3) A riprova dello spirito con cui correva Andrea Moretti ad Ortona, ci sono in rete le immagini del
sorpasso effettuato da Vigorito ai danni dello stesso Andrea Moretti in Gara 2 (credo al terzo giro).
Vigorito, partito dall’ottavo posto, aveva raggiunto Andrea, partito terzo in Gara 2. Nelle immagini
si vede benissimo che Andrea si sposta per lasciare passare Vigorito, il quale effettua il sorpasso
senza problemi e ringrazia con la mano l’amico/avversario. Subìto il sorpasso, come spesso accade
nelle gare di kart, Andrea Moretti ha riguadagnato la tabella di Vigorito e, quando quest’ultimo ha
sbagliato una curva, uscendo largo, Andrea ha potuto a sua volta tentare il sorpasso, manovra non
riuscita non per colpa di Andrea, che era “interno”, bensì di Vigorito, che non ha tolto il piede : è
Vigorito che è letteralmente decollato su Andrea Moretti e non viceversa e ciò risulta non solo da
numerosissime testimonianze, ma anche dai commenti di alcuni tecnici della Birel, che sono venuti
amichevolmente a parlare con i nostri tecnici sotto la nostra tenda.
4) Falso che Vigorito sia partito ottavo in Gara 1 : le penalità conseguenti alla squalifica gli hanno
infatti consentito di posizionarsi all’ottavo posto nella Classifica delle Manches, posizionamento che
gli ha permesso di partire in pole in Gara 1, grazie al regolamento che prevede l’inversione delle
posizioni fra i primi otto piloti classificati.
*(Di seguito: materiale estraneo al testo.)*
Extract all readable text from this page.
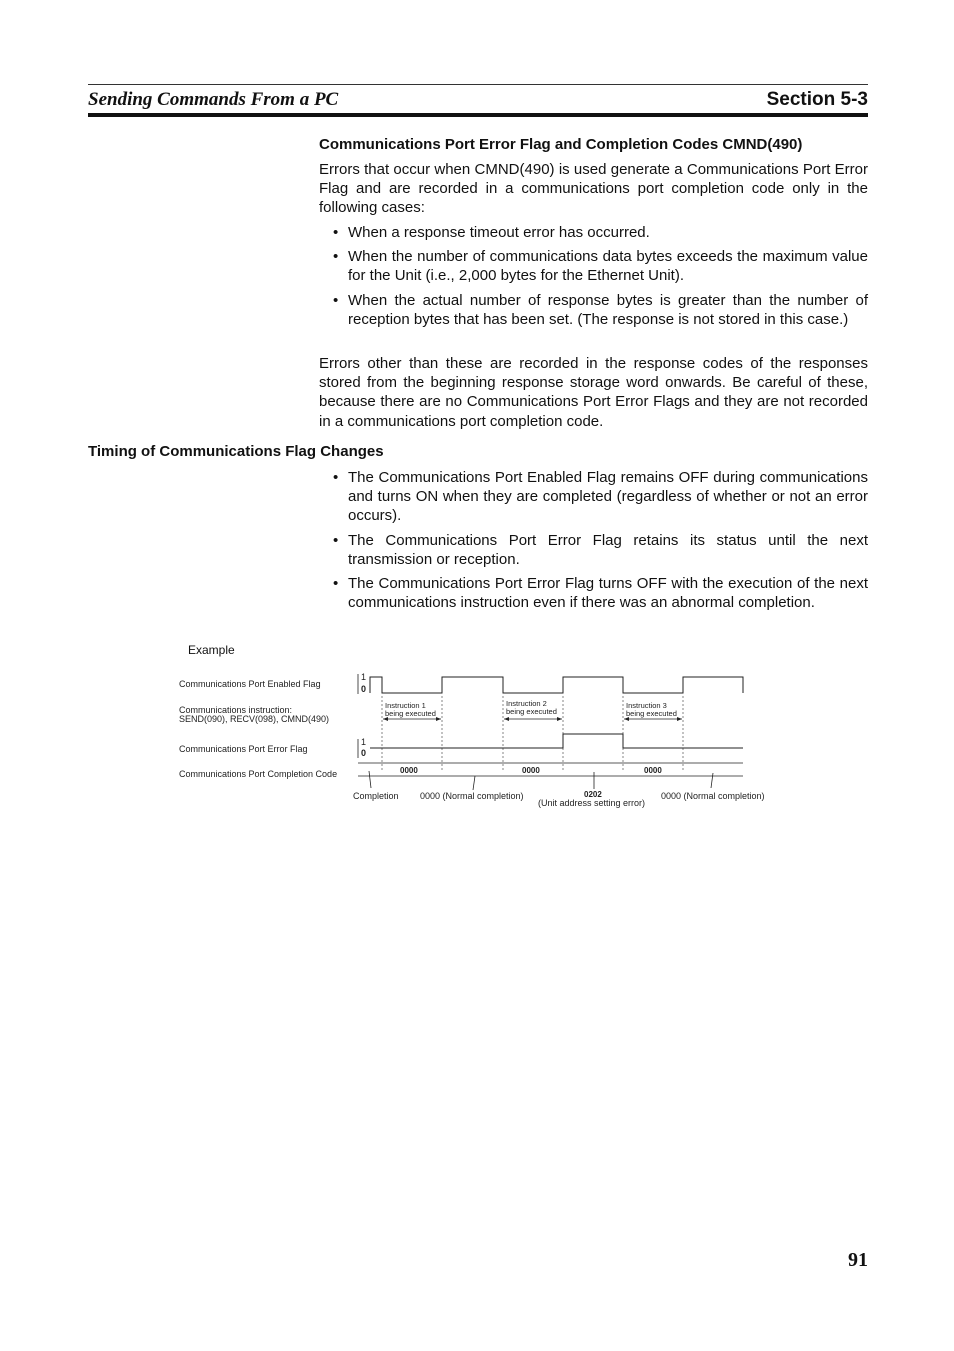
Sending Commands From a PC	Section 5-3
Communications Port Error Flag and Completion Codes CMND(490)

Errors that occur when CMND(490) is used generate a Communications Port Error Flag and are recorded in a communications port completion code only in the following cases:

• When a response timeout error has occurred.
• When the number of communications data bytes exceeds the maximum value for the Unit (i.e., 2,000 bytes for the Ethernet Unit).
• When the actual number of response bytes is greater than the number of reception bytes that has been set. (The response is not stored in this case.)

Errors other than these are recorded in the response codes of the responses stored from the beginning response storage word onwards. Be careful of these, because there are no Communications Port Error Flags and they are not recorded in a communications port completion code.

Timing of Communications Flag Changes
• The Communications Port Enabled Flag remains OFF during communications and turns ON when they are completed (regardless of whether or not an error occurs).
• The Communications Port Error Flag retains its status until the next transmission or reception.
• The Communications Port Error Flag turns OFF with the execution of the next communications instruction even if there was an abnormal completion.
Example
Communications Port Enabled Flag
Communications instruction:
SEND(090), RECV(098), CMND(490)
Communications Port Error Flag
Communications Port Completion Code
1
0
1
0
Instruction 1
being executed
Instruction 2
being executed
Instruction 3
being executed
0000	0000	0000
Completion 0000 (Normal completion)	0202
(Unit address setting error)
0000 (Normal completion)
91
A partire ottavo è stato invece Marco Moretti, che ha
risalito tutte le posizioni fino al secondo posto e, arrivato a tabella di Vigorito, non ha voluto
azzardare il sorpasso proprio per non compromettere la gara propria e quella dell’avversario.
5) Falso che a Vigorito sarebbe bastato un sesto posto in Gara 2 per vincere il titolo : fosse arrivato
sesto, avrebbe ottenuto 6 punti, che non sarebbero serviti a nulla, in quanto valgono gli otto migliori
risultati ed il peggiore di quelli conteggiati nella classifica di Vigorito è di 12 punti: in pratica
Vigorito non avrebbe potuto aggiungere nessun punto. Per il gioco degli scarti, a Vigorito non
sarebbe bastato neppure il terzo posto (che gli avrebbe consentito di ottenere solo 12 punti,
ovvero un punteggio che già era stato conteggiato). Vigorito avrebbe invece vinto il titolo se fosse
arrivato 2° al posto di Santilli, eventualità quanto mai improbabile considerato il suo passo di gara ed
il distacco che lo stesso Vigorito aveva accumulato da Santilli prima dell’incidente.
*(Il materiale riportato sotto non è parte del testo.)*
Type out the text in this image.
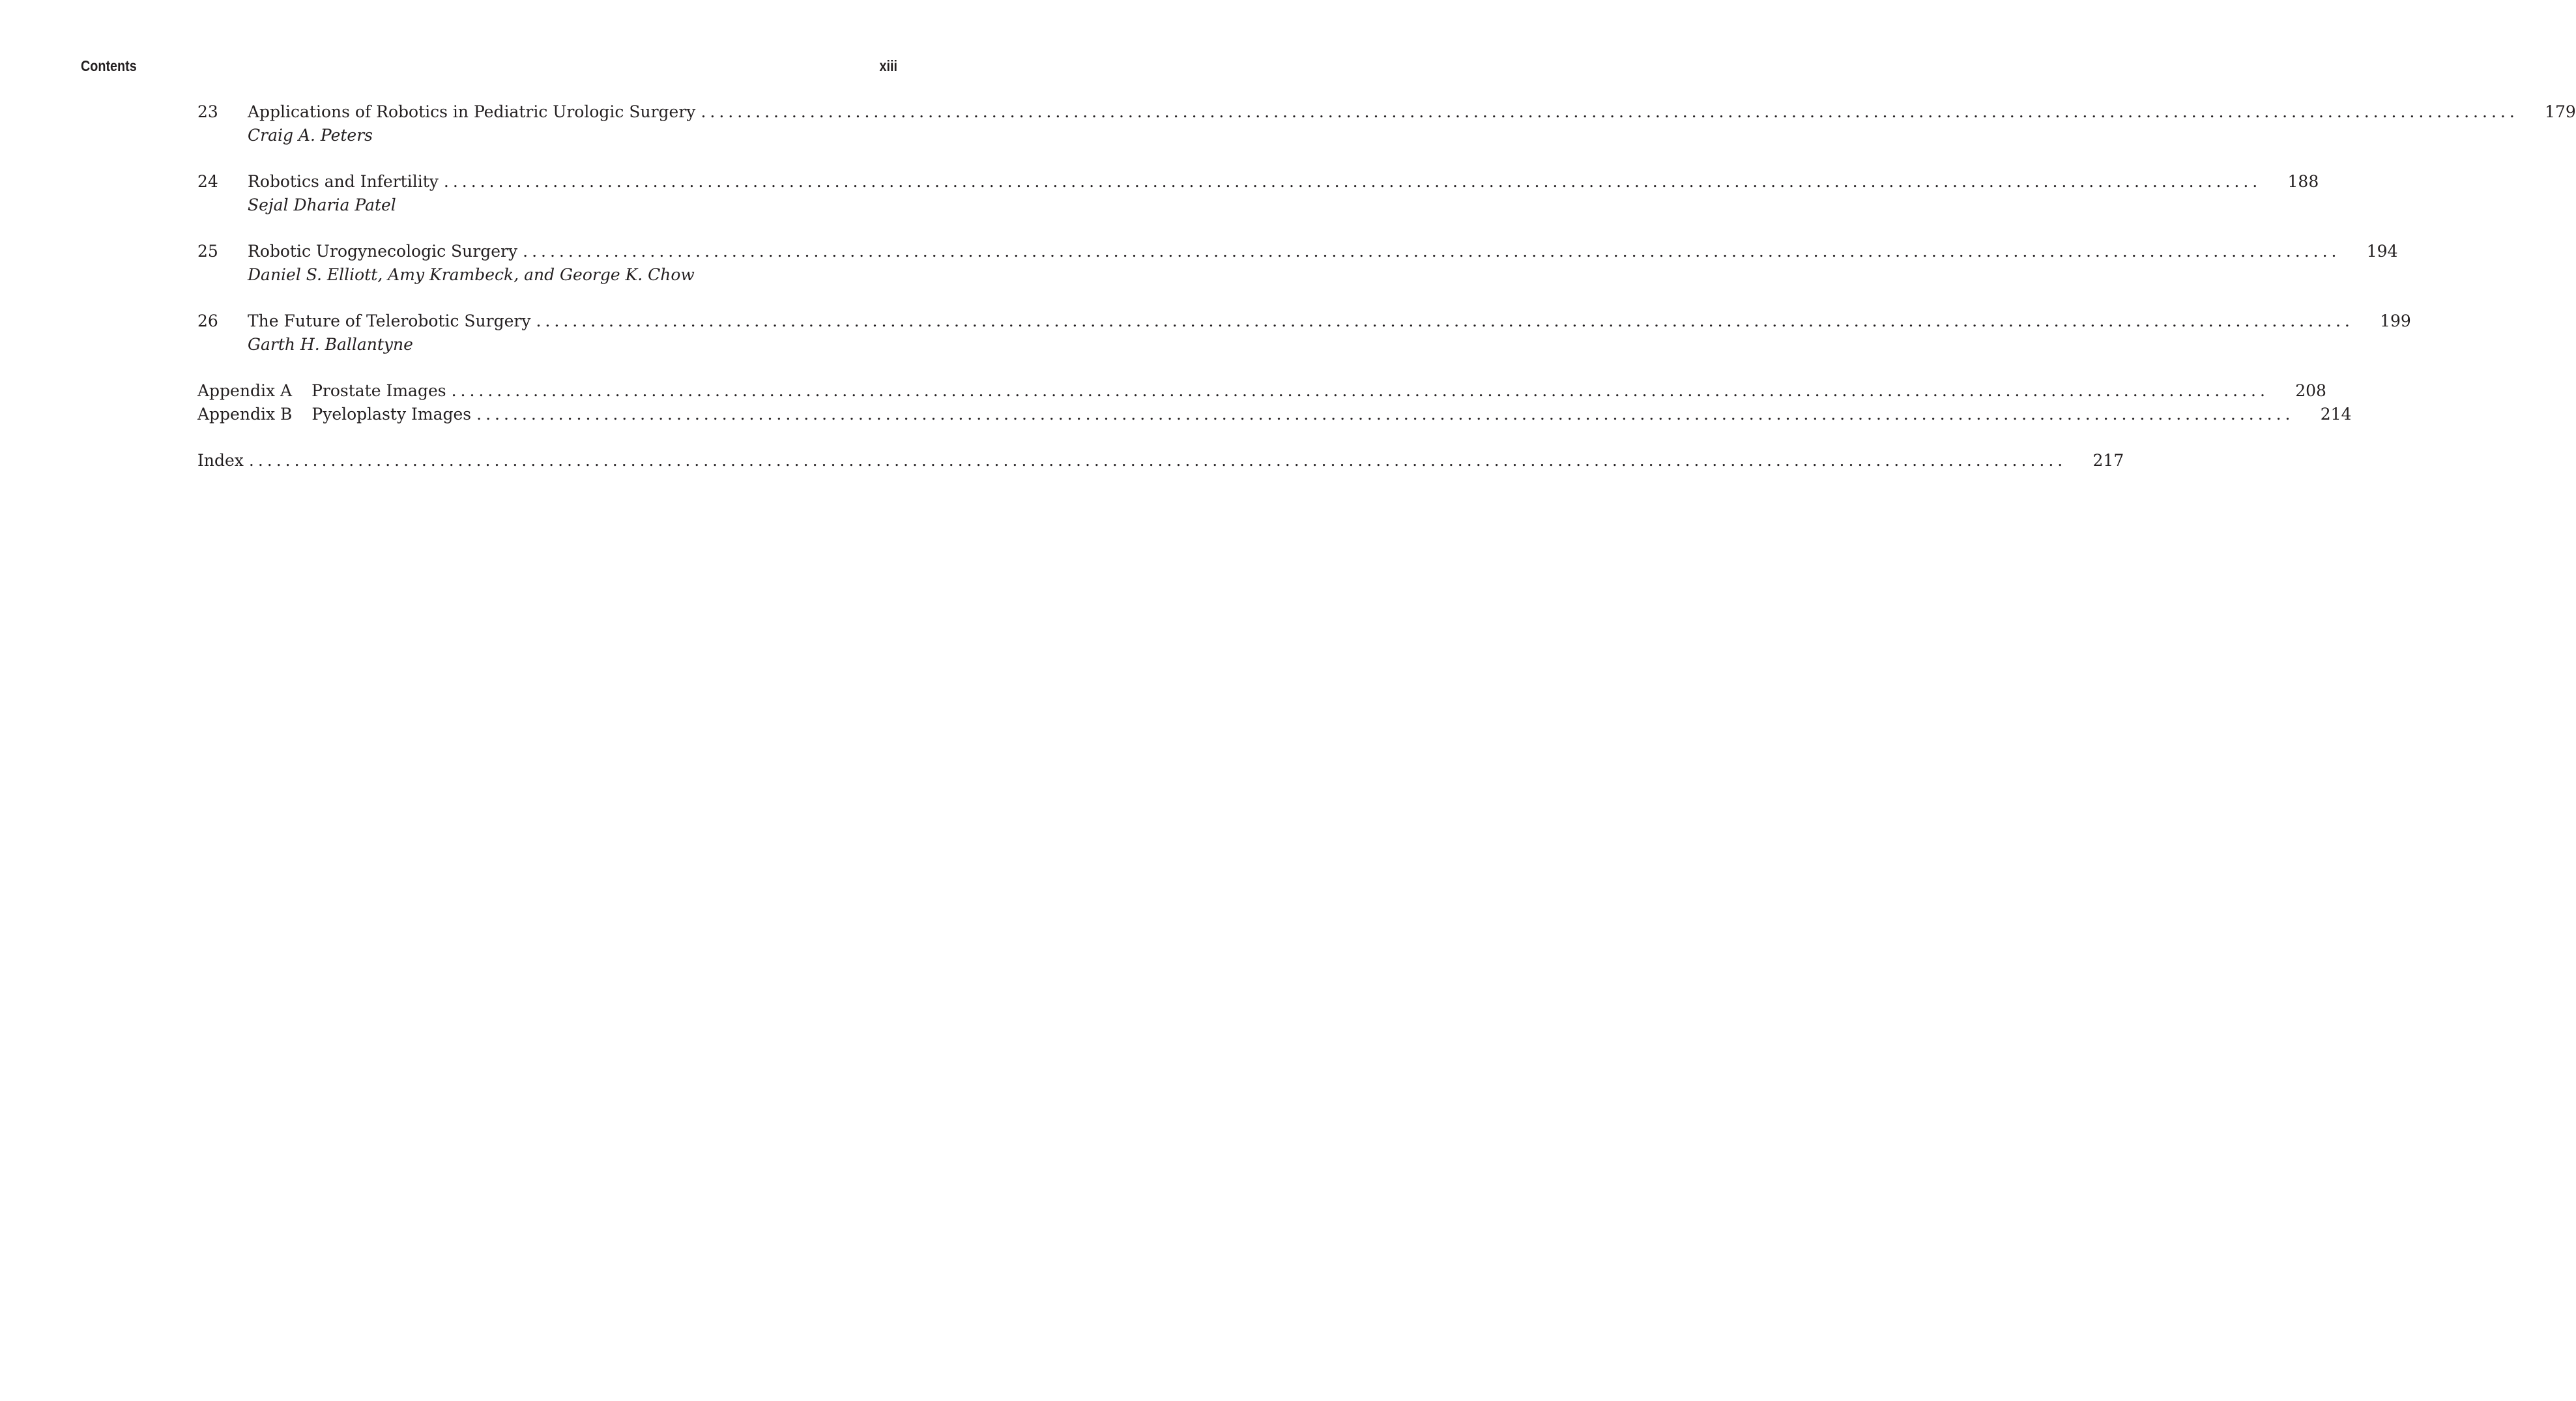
Contents	xiii
23	Applications of Robotics in Pediatric Urologic Surgery ........................................................................................................................................................................................................	179
Craig A. Peters
24	Robotics and Infertility ........................................................................................................................................................................................................	188
Sejal Dharia Patel
25	Robotic Urogynecologic Surgery ........................................................................................................................................................................................................	194
Daniel S. Elliott, Amy Krambeck, and George K. Chow
26	The Future of Telerobotic Surgery ........................................................................................................................................................................................................	199
Garth H. Ballantyne
Appendix A	Prostate Images ........................................................................................................................................................................................................	208
Appendix B	Pyeloplasty Images ........................................................................................................................................................................................................	214
Index ........................................................................................................................................................................................................	217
6) Falso che Vigorito abbia dimostrato ad Ortona una “netta superiorità”, dimostrata invece da Marco
Moretti. Parlano i risultati :
- Autore della pole position nelle Prove Ufficiali di Qualificazione;
- 1° classificato nella 1^ manche;
- 1° classificato nella 2^ manche;
- 2° classificato in Gara 1 (partendo dall’ottavo posto in griglia) a meno di 3 decimi da
Vigorito (partito dalla pole) con un passo di gara nettamente superiore. Autore del giro
più veloce col tempo di 1:01.582 (contro il miglior tempo di Vigorito di 1:01.833).
- 1° classificato in Gara 2.
E’ inoltre opinione comune che fra Di Folco e Vigorito ci sia stato un normalissimo contatto di gara. Il
provvedimento dei giudici di gara nei confronti di Di Folco è sembrato eccessivo, probabilmente fagocitato
dall’inammissibile gazzarra con cui i tecnici Birel hanno commentato l’evento al parco chiuso.
A questo proposito mi meraviglio che un’azienda seria come la Birel possa essere rappresentata in pista da
tecnici, che nei confronti di Alberto Di Folco si sono comportati in modo semplicemente vergognoso : tre
uomini adulti che aggrediscono un ragazzino con insulti irripetibili all’indirizzo della madre costituiscono
un pessimo esempio nei confronti di tutti i ragazzi che praticano con sana passione lo sport del Kart.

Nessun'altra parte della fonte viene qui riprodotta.